Friday, January 16, 2015

My heart



In less than a month, I'll be returning to Kenya.  It was only 3 years ago that I was preparing for my first trip to Migori.  That trip brought a lot of firsts:  I had never been to Africa, never traveled that far away from home.  I had never volunteered as a nurse anesthetist.  I was full of hope, excitement, nerves and anticipation.  What would the reception of our presence be by the locals?  What kind of equipment would we be working with, what drugs would be available - would I be able to provide anesthesia safely?  Where would I sleep at night?  What would be the condition of the restrooms?  I worried about safety.  Worried about getting sick so far from home.  Wondered what individuals would make up our team and how we would work together as a team with only just meeting.  How would I be able to communicate effectively to my patients when we speak different languages?  So many unknowns and yet, somewhere in my gut, I knew I had to go.  Intuition plays a huge role in my life and the paths I choose to take.  My gut said "GO".  So glad I listened.

Preparation for that trip meant getting 7 immunizations (ouch!), filling multiple preventative prescriptions, buying personal and anesthesia supplies, stocking up on bug repellant, sunscreen and OTC medications to treat anything I could possibly catch "in the bush".  I packed enough protein bars, nuts, granola and other snacks to keep me fat and happy (really - I could've fed a 5 person family for a month with all the food I took) in case I couldn't stomach the meals provided.  I searched endlessly online for articles and blogs on providing anesthesia in third-world countries, peppered our team leader with countless questions, and asked everyone I knew if they had ever done similar work.

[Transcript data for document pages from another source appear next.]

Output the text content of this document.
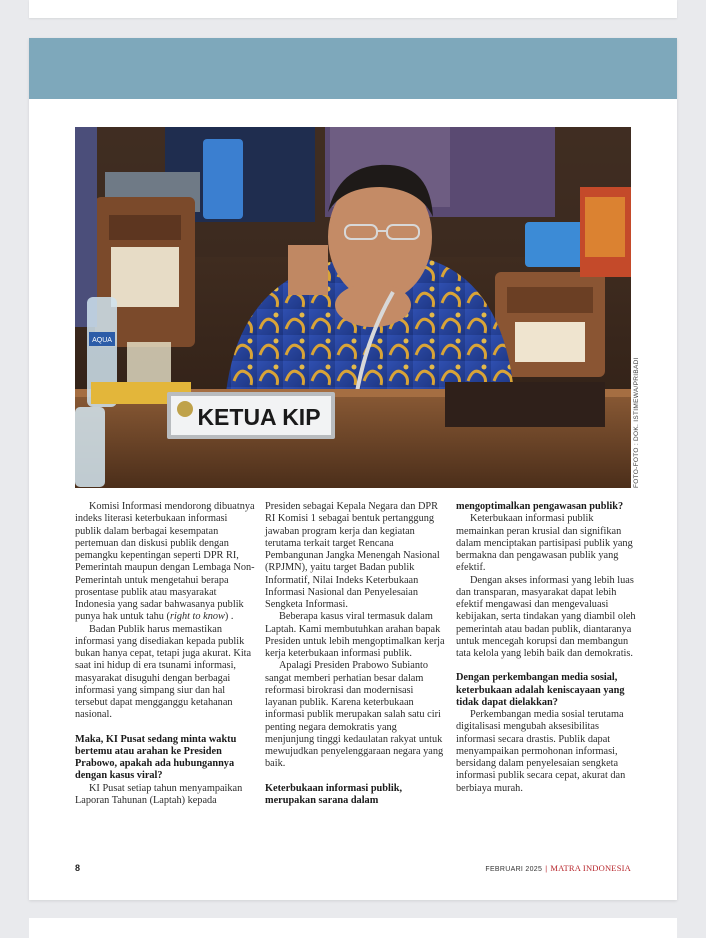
AQUA
KETUA KIP	FOTO-FOTO : DOK. ISTIMEWA/PRIBADI

Komisi Informasi mendorong dibuatnya indeks literasi keterbukaan informasi publik dalam berbagai kesempatan pertemuan dan diskusi publik dengan pemangku kepentingan seperti DPR RI, Pemerintah maupun dengan Lembaga Non-Pemerintah untuk mengetahui berapa prosentase publik atau masyarakat Indonesia yang sadar bahwasanya publik punya hak untuk tahu (right to know) .

Badan Publik harus memastikan informasi yang disediakan kepada publik bukan hanya cepat, tetapi juga akurat. Kita saat ini hidup di era tsunami informasi, masyarakat disuguhi dengan berbagai informasi yang simpang siur dan hal tersebut dapat mengganggu ketahanan nasional.

Maka, KI Pusat sedang minta waktu bertemu atau arahan ke Presiden Prabowo, apakah ada hubungannya dengan kasus viral?

KI Pusat setiap tahun menyampaikan Laporan Tahunan (Laptah) kepada

Presiden sebagai Kepala Negara dan DPR RI Komisi 1 sebagai bentuk pertanggung jawaban program kerja dan kegiatan terutama terkait target Rencana Pembangunan Jangka Menengah Nasional (RPJMN), yaitu target Badan publik Informatif, Nilai Indeks Keterbukaan Informasi Nasional dan Penyelesaian Sengketa Informasi.

Beberapa kasus viral termasuk dalam Laptah. Kami membutuhkan arahan bapak Presiden untuk lebih mengoptimalkan kerja kerja keterbukaan informasi publik.

Apalagi Presiden Prabowo Subianto sangat memberi perhatian besar dalam reformasi birokrasi dan modernisasi layanan publik. Karena keterbukaan informasi publik merupakan salah satu ciri penting negara demokratis yang menjunjung tinggi kedaulatan rakyat untuk mewujudkan penyelenggaraan negara yang baik.

Keterbukaan informasi publik, merupakan sarana dalam

mengoptimalkan pengawasan publik?

Keterbukaan informasi publik memainkan peran krusial dan signifikan dalam menciptakan partisipasi publik yang bermakna dan pengawasan publik yang efektif.

Dengan akses informasi yang lebih luas dan transparan, masyarakat dapat lebih efektif mengawasi dan mengevaluasi kebijakan, serta tindakan yang diambil oleh pemerintah atau badan publik, diantaranya untuk mencegah korupsi dan membangun tata kelola yang lebih baik dan demokratis.

Dengan perkembangan media sosial, keterbukaan adalah keniscayaan yang tidak dapat dielakkan?

Perkembangan media sosial terutama digitalisasi mengubah aksesibilitas informasi secara drastis. Publik dapat menyampaikan permohonan informasi, bersidang dalam penyelesaian sengketa informasi publik secara cepat, akurat dan berbiaya murah.

8	FEBRUARI 2025 | MATRA INDONESIA
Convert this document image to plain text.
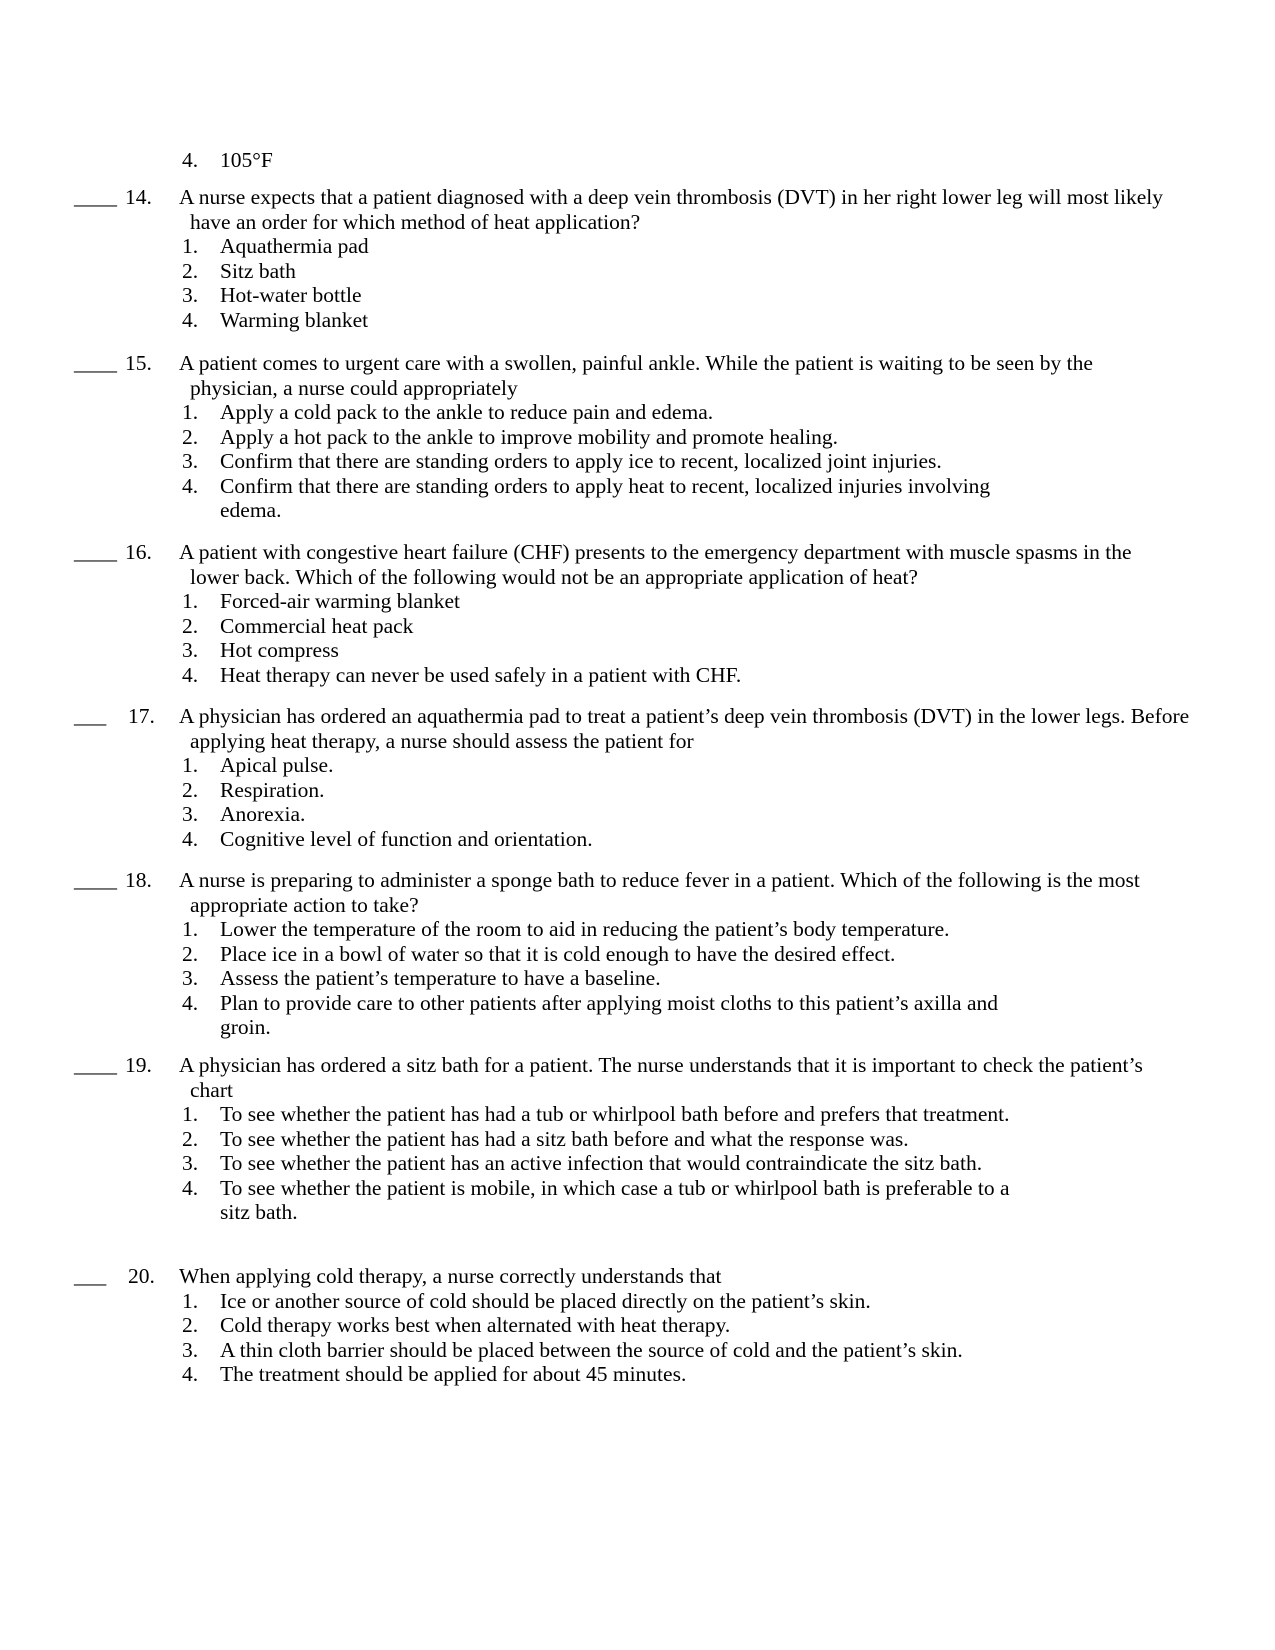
4. 105°F
____ 14.	A nurse expects that a patient diagnosed with a deep vein thrombosis (DVT) in her right lower leg will most likely have an order for which method of heat application?
1. Aquathermia pad
2. Sitz bath
3. Hot-water bottle
4. Warming blanket
____ 15.	A patient comes to urgent care with a swollen, painful ankle. While the patient is waiting to be seen by the physician, a nurse could appropriately
1. Apply a cold pack to the ankle to reduce pain and edema.
2. Apply a hot pack to the ankle to improve mobility and promote healing.
3. Confirm that there are standing orders to apply ice to recent, localized joint injuries.
4. Confirm that there are standing orders to apply heat to recent, localized injuries involving edema.
____ 16.	A patient with congestive heart failure (CHF) presents to the emergency department with muscle spasms in the lower back. Which of the following would not be an appropriate application of heat?
1. Forced-air warming blanket
2. Commercial heat pack
3. Hot compress
4. Heat therapy can never be used safely in a patient with CHF.
___ 17.	A physician has ordered an aquathermia pad to treat a patient’s deep vein thrombosis (DVT) in the lower legs. Before applying heat therapy, a nurse should assess the patient for
1. Apical pulse.
2. Respiration.
3. Anorexia.
4. Cognitive level of function and orientation.
____ 18.	A nurse is preparing to administer a sponge bath to reduce fever in a patient. Which of the following is the most appropriate action to take?
1. Lower the temperature of the room to aid in reducing the patient’s body temperature.
2. Place ice in a bowl of water so that it is cold enough to have the desired effect.
3. Assess the patient’s temperature to have a baseline.
4. Plan to provide care to other patients after applying moist cloths to this patient’s axilla and groin.
____ 19.	A physician has ordered a sitz bath for a patient. The nurse understands that it is important to check the patient’s chart
1. To see whether the patient has had a tub or whirlpool bath before and prefers that treatment.
2. To see whether the patient has had a sitz bath before and what the response was.
3. To see whether the patient has an active infection that would contraindicate the sitz bath.
4. To see whether the patient is mobile, in which case a tub or whirlpool bath is preferable to a sitz bath.
___ 20.	When applying cold therapy, a nurse correctly understands that
1. Ice or another source of cold should be placed directly on the patient’s skin.
2. Cold therapy works best when alternated with heat therapy.
3. A thin cloth barrier should be placed between the source of cold and the patient’s skin.
4. The treatment should be applied for about 45 minutes.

It is incredible to look back and think about that trip.  Those 10 days changed my life, changed my perspective on the world and my role in it.  I left my heart in Kenya February 2012.  I have been blessed to continue this work and have visited my heart 5 times since.  Each time I go, it gets harder to leave.  I have formed strong relationships with our Kenyan staff and our sweet orphans.  I am a proud "Mama" to two beautiful, bright twin girls.  I have lasting friendships with the individuals on each team I have served.  I keep trying to figure out a way that I can stay for longer periods of time, but for now, am visiting when I can, for however long my job and finances allow.

Thank you all for you joining me on my journey.  I could not do it without the love and support of my family and friends.